The Republic also argues that assuming an LGU's territory includes the waters around its land area, the same should refer only to the municipal waters as defined under Section 131(r) of the Local Government Code and Section 4.58 of R.A. No. 8550, otherwise known as the Philippine Fisheries Code of 1998. In defining "municipal waters," Section 131(r) of the Local Government Code only includes marine waters within 15 kms from the coastline. Section 4.58 of R.A. No. 8550 gives a similar definition of "municipal waters.

ISSUE:

Whether the national wealth, in this case the Camago-Malampaya reservoir, is within the Province of Palawan's "area" for it to be entitled to 40% of the government's share under Service Contract No. 38.

RULING:

Territorial jurisdiction refers to territorial boundaries as defined in the LGU's charter

The Local Government Code does not define the term "territorial jurisdiction." Provisions therein, however, indicate that territorial jurisdiction refers to the LGU's territorial boundaries.

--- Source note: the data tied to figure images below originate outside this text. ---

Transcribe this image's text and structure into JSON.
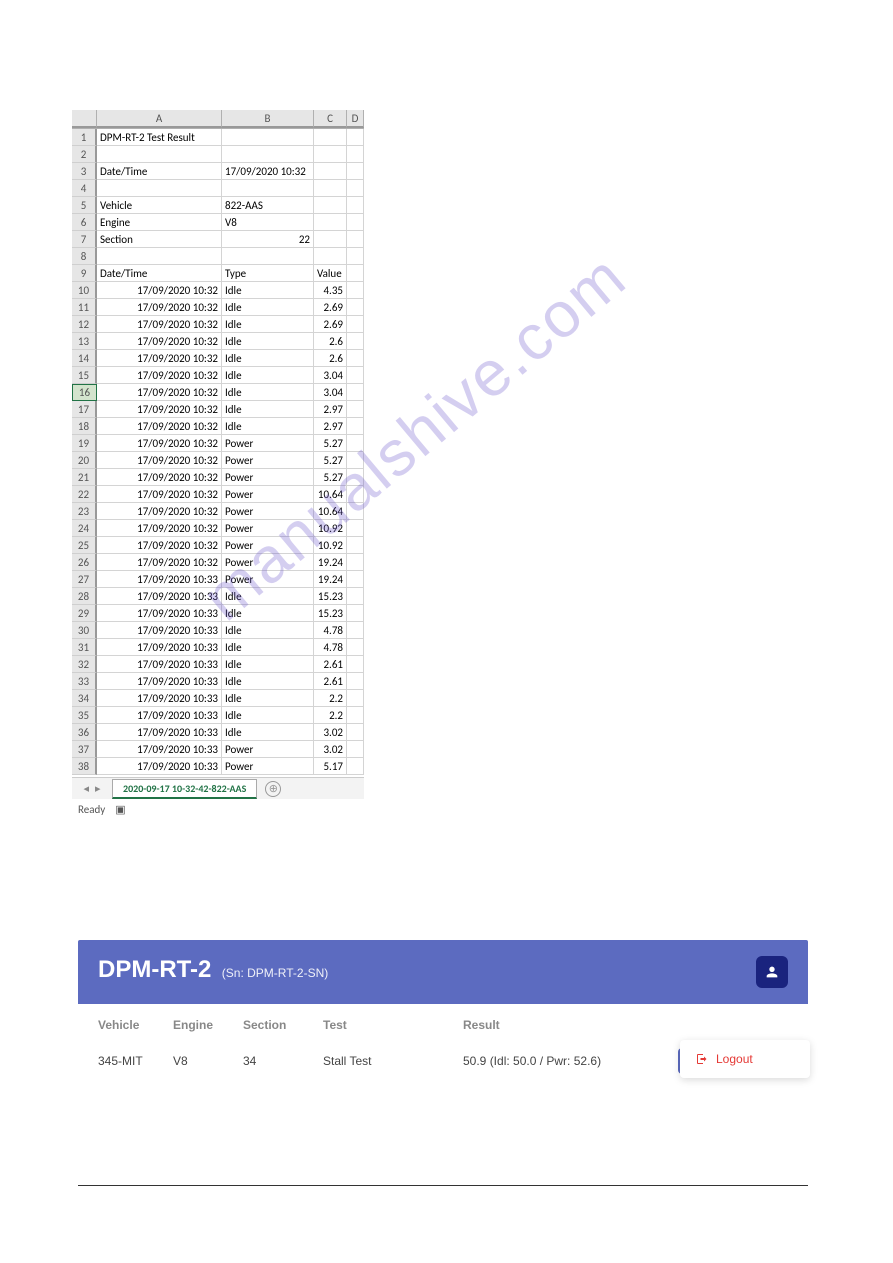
{
  "watermark": "manualshive.com",
  "spreadsheet": {
    "columns": [
      "A",
      "B",
      "C",
      "D"
    ],
    "selected_row": 16,
    "rows": [
      {
        "n": "1",
        "a": "DPM-RT-2 Test Result",
        "b": "",
        "c": "",
        "a_align": "left"
      },
      {
        "n": "2",
        "a": "",
        "b": "",
        "c": ""
      },
      {
        "n": "3",
        "a": "Date/Time",
        "b": "17/09/2020 10:32",
        "c": "",
        "a_align": "left"
      },
      {
        "n": "4",
        "a": "",
        "b": "",
        "c": ""
      },
      {
        "n": "5",
        "a": "Vehicle",
        "b": "822-AAS",
        "c": "",
        "a_align": "left"
      },
      {
        "n": "6",
        "a": "Engine",
        "b": "V8",
        "c": "",
        "a_align": "left"
      },
      {
        "n": "7",
        "a": "Section",
        "b": "22",
        "c": "",
        "a_align": "left",
        "b_align": "right"
      },
      {
        "n": "8",
        "a": "",
        "b": "",
        "c": ""
      },
      {
        "n": "9",
        "a": "Date/Time",
        "b": "Type",
        "c": "Value",
        "a_align": "left"
      },
      {
        "n": "10",
        "a": "17/09/2020 10:32",
        "b": "Idle",
        "c": "4.35",
        "a_align": "right",
        "c_align": "right"
      },
      {
        "n": "11",
        "a": "17/09/2020 10:32",
        "b": "Idle",
        "c": "2.69",
        "a_align": "right",
        "c_align": "right"
      },
      {
        "n": "12",
        "a": "17/09/2020 10:32",
        "b": "Idle",
        "c": "2.69",
        "a_align": "right",
        "c_align": "right"
      },
      {
        "n": "13",
        "a": "17/09/2020 10:32",
        "b": "Idle",
        "c": "2.6",
        "a_align": "right",
        "c_align": "right"
      },
      {
        "n": "14",
        "a": "17/09/2020 10:32",
        "b": "Idle",
        "c": "2.6",
        "a_align": "right",
        "c_align": "right"
      },
      {
        "n": "15",
        "a": "17/09/2020 10:32",
        "b": "Idle",
        "c": "3.04",
        "a_align": "right",
        "c_align": "right"
      },
      {
        "n": "16",
        "a": "17/09/2020 10:32",
        "b": "Idle",
        "c": "3.04",
        "a_align": "right",
        "c_align": "right"
      },
      {
        "n": "17",
        "a": "17/09/2020 10:32",
        "b": "Idle",
        "c": "2.97",
        "a_align": "right",
        "c_align": "right"
      },
      {
        "n": "18",
        "a": "17/09/2020 10:32",
        "b": "Idle",
        "c": "2.97",
        "a_align": "right",
        "c_align": "right"
      },
      {
        "n": "19",
        "a": "17/09/2020 10:32",
        "b": "Power",
        "c": "5.27",
        "a_align": "right",
        "c_align": "right"
      },
      {
        "n": "20",
        "a": "17/09/2020 10:32",
        "b": "Power",
        "c": "5.27",
        "a_align": "right",
        "c_align": "right"
      },
      {
        "n": "21",
        "a": "17/09/2020 10:32",
        "b": "Power",
        "c": "5.27",
        "a_align": "right",
        "c_align": "right"
      },
      {
        "n": "22",
        "a": "17/09/2020 10:32",
        "b": "Power",
        "c": "10.64",
        "a_align": "right",
        "c_align": "right"
      },
      {
        "n": "23",
        "a": "17/09/2020 10:32",
        "b": "Power",
        "c": "10.64",
        "a_align": "right",
        "c_align": "right"
      },
      {
        "n": "24",
        "a": "17/09/2020 10:32",
        "b": "Power",
        "c": "10.92",
        "a_align": "right",
        "c_align": "right"
      },
      {
        "n": "25",
        "a": "17/09/2020 10:32",
        "b": "Power",
        "c": "10.92",
        "a_align": "right",
        "c_align": "right"
      },
      {
        "n": "26",
        "a": "17/09/2020 10:32",
        "b": "Power",
        "c": "19.24",
        "a_align": "right",
        "c_align": "right"
      },
      {
        "n": "27",
        "a": "17/09/2020 10:33",
        "b": "Power",
        "c": "19.24",
        "a_align": "right",
        "c_align": "right"
      },
      {
        "n": "28",
        "a": "17/09/2020 10:33",
        "b": "Idle",
        "c": "15.23",
        "a_align": "right",
        "c_align": "right"
      },
      {
        "n": "29",
        "a": "17/09/2020 10:33",
        "b": "Idle",
        "c": "15.23",
        "a_align": "right",
        "c_align": "right"
      },
      {
        "n": "30",
        "a": "17/09/2020 10:33",
        "b": "Idle",
        "c": "4.78",
        "a_align": "right",
        "c_align": "right"
      },
      {
        "n": "31",
        "a": "17/09/2020 10:33",
        "b": "Idle",
        "c": "4.78",
        "a_align": "right",
        "c_align": "right"
      },
      {
        "n": "32",
        "a": "17/09/2020 10:33",
        "b": "Idle",
        "c": "2.61",
        "a_align": "right",
        "c_align": "right"
      },
      {
        "n": "33",
        "a": "17/09/2020 10:33",
        "b": "Idle",
        "c": "2.61",
        "a_align": "right",
        "c_align": "right"
      },
      {
        "n": "34",
        "a": "17/09/2020 10:33",
        "b": "Idle",
        "c": "2.2",
        "a_align": "right",
        "c_align": "right"
      },
      {
        "n": "35",
        "a": "17/09/2020 10:33",
        "b": "Idle",
        "c": "2.2",
        "a_align": "right",
        "c_align": "right"
      },
      {
        "n": "36",
        "a": "17/09/2020 10:33",
        "b": "Idle",
        "c": "3.02",
        "a_align": "right",
        "c_align": "right"
      },
      {
        "n": "37",
        "a": "17/09/2020 10:33",
        "b": "Power",
        "c": "3.02",
        "a_align": "right",
        "c_align": "right"
      },
      {
        "n": "38",
        "a": "17/09/2020 10:33",
        "b": "Power",
        "c": "5.17",
        "a_align": "right",
        "c_align": "right"
      }
    ],
    "sheet_tab": "2020-09-17 10-32-42-822-AAS",
    "status": "Ready"
  },
  "webapp": {
    "title": "DPM-RT-2",
    "subtitle": "(Sn: DPM-RT-2-SN)",
    "logout_label": "Logout",
    "headers": {
      "vehicle": "Vehicle",
      "engine": "Engine",
      "section": "Section",
      "test": "Test",
      "result": "Result"
    },
    "row": {
      "vehicle": "345-MIT",
      "engine": "V8",
      "section": "34",
      "test": "Stall Test",
      "result": "50.9 (Idl: 50.0 / Pwr: 52.6)"
    }
  },
  "styling": {
    "excel_header_bg": "#e6e6e6",
    "excel_border": "#d4d4d4",
    "excel_accent": "#217346",
    "webapp_primary": "#5c6bc0",
    "webapp_user_badge": "#1a237e",
    "logout_color": "#e53935",
    "watermark_color": "rgba(100,80,200,0.28)"
  }
}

Under the Local Government Code, a "province" is composed of a cluster of municipalities, or municipalities and component cities. A "municipality," in turn, is described as a group of barangays, while a "city" is referred to as consisting of more urbanized and developed barangays.

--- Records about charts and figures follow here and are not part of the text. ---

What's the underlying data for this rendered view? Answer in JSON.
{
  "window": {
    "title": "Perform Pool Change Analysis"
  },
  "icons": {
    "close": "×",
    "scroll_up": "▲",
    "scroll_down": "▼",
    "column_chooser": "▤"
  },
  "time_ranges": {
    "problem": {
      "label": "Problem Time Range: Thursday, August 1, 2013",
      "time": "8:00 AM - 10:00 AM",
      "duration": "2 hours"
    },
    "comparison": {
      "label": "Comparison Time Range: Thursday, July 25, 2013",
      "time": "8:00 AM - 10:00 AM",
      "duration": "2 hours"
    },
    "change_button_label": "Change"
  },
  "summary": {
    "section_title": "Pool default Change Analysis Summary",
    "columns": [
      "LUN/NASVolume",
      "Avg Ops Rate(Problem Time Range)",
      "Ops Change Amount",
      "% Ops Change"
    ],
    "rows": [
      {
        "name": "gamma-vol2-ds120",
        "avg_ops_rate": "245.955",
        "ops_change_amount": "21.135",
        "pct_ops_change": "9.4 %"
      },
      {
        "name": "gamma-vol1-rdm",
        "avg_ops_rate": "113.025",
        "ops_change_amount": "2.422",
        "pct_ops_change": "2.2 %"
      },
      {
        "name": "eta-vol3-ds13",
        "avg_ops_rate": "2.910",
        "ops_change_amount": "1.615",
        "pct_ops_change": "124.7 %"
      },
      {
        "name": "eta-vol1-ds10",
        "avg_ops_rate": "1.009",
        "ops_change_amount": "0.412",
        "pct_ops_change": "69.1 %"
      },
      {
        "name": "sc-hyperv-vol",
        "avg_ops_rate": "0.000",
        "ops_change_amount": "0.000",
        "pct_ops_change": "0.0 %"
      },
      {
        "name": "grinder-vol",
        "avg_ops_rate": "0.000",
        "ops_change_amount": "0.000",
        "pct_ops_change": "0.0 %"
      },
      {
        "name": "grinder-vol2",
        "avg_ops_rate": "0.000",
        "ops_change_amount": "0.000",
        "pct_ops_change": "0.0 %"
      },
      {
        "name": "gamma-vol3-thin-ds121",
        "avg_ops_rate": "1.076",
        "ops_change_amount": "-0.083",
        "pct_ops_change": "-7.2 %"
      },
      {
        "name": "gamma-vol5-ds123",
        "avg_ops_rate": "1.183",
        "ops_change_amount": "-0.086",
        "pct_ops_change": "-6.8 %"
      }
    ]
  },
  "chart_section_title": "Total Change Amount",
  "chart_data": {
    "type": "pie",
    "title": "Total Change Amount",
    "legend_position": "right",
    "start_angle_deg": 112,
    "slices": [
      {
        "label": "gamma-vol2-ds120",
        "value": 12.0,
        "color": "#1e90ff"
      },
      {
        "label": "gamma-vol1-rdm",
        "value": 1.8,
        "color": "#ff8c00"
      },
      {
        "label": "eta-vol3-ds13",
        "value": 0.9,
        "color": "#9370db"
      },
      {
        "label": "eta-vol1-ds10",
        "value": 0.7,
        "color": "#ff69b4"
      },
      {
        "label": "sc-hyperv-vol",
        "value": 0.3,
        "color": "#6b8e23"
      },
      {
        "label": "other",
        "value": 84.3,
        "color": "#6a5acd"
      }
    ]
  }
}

In the creation of municipalities, cities and barangays, the Local Government Code uniformly requires that the territorial jurisdiction of these government units be properly identified by metes and bounds.

That "territorial jurisdiction" refers to the LGU's territorial boundaries is a construction reflective of the discussion of the framers of the 1987 Constitution who referred to the local government as the "locality" that is "hosting" the national resources and a "place where God chose to locate His bounty." It is also consistent with the language ultimately used by the Constitutional Commission when they referred to the national wealth as those found within (the LGU's) respective areas. By definition, "area" refers to a particular extent of space or surface or a geographic region.

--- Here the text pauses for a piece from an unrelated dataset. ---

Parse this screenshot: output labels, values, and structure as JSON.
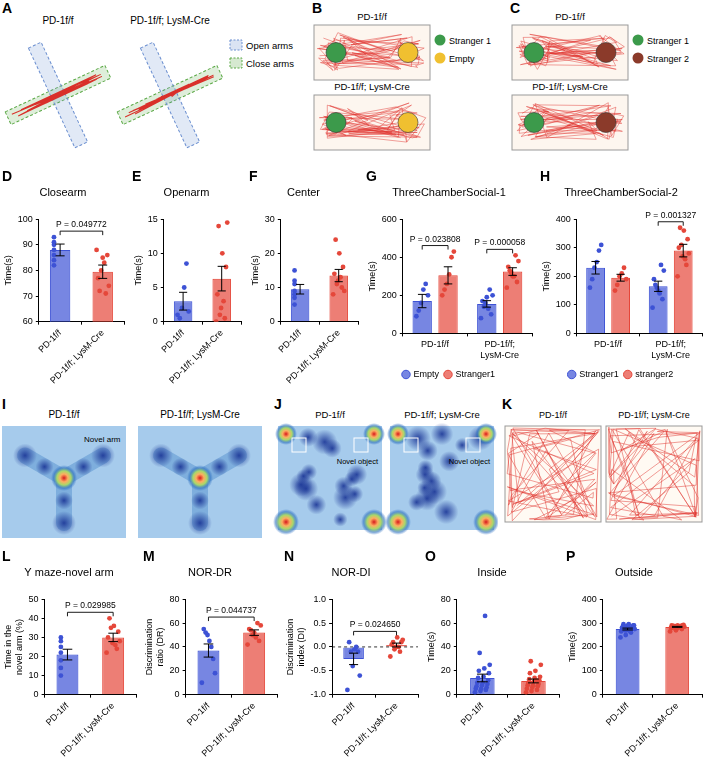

Therefore, a local government's territorial jurisdiction cannot extend beyond the boundaries set by its organic law.

The Court cannot subscribe to the argument posited by the Province of Palawan that the national wealth, the proceeds from which the State is mandated to share with the LGUs, shall be wherever the local government exercises any degree of jurisdiction.

An LGU's territorial jurisdiction is not necessarily co-extensive with its exercise or assertion of powers. To hold otherwise may result in condoning acts that are clearly ultra vires. It may lead to, in the words of the Republic, LGUs "rushing to exercise its powers and functions in areas rich in natural resources (even if outside its boundaries) with the intention of seeking a share in the proceeds of its exploration" - a situation that "would sow conflict not only among the local government units and the national government but worse, between and among local government units."

There is likewise merit in the Republic's assertion that Palawan's interpretation of what constitutes an LGU's territorial jurisdiction may produce absurd consequences. Indeed, there are natural resources, such as forests and mountains, which can be found within the LGU's territorial boundaries, but are, strictly speaking, under national jurisdiction, specifically that of the Department of Environment and Natural Resources. To equate territorial jurisdiction to areas where the LGU exercises jurisdiction means that these natural resources will have to be excluded from the sharing scheme although they are geographically within the LGU's territorial limits. The consequential incongruity of this scenario finds no support either in the language or in the context of the equitable sharing provisions of the 1987 Constitution and the Local Government Code.

In fine, an LGU cannot claim territorial jurisdiction over an area simply because its government has exercised a certain degree of authority over it. Territorial jurisdiction is defined, not by the local government, but by the law that creates it; it is delimited, not by the extent of the LGU's exercise of authority, but by physical boundaries as fixed in its charter.

Unless clearly expanded by Congress, the LGU's territorial jurisdiction refers only to its land area.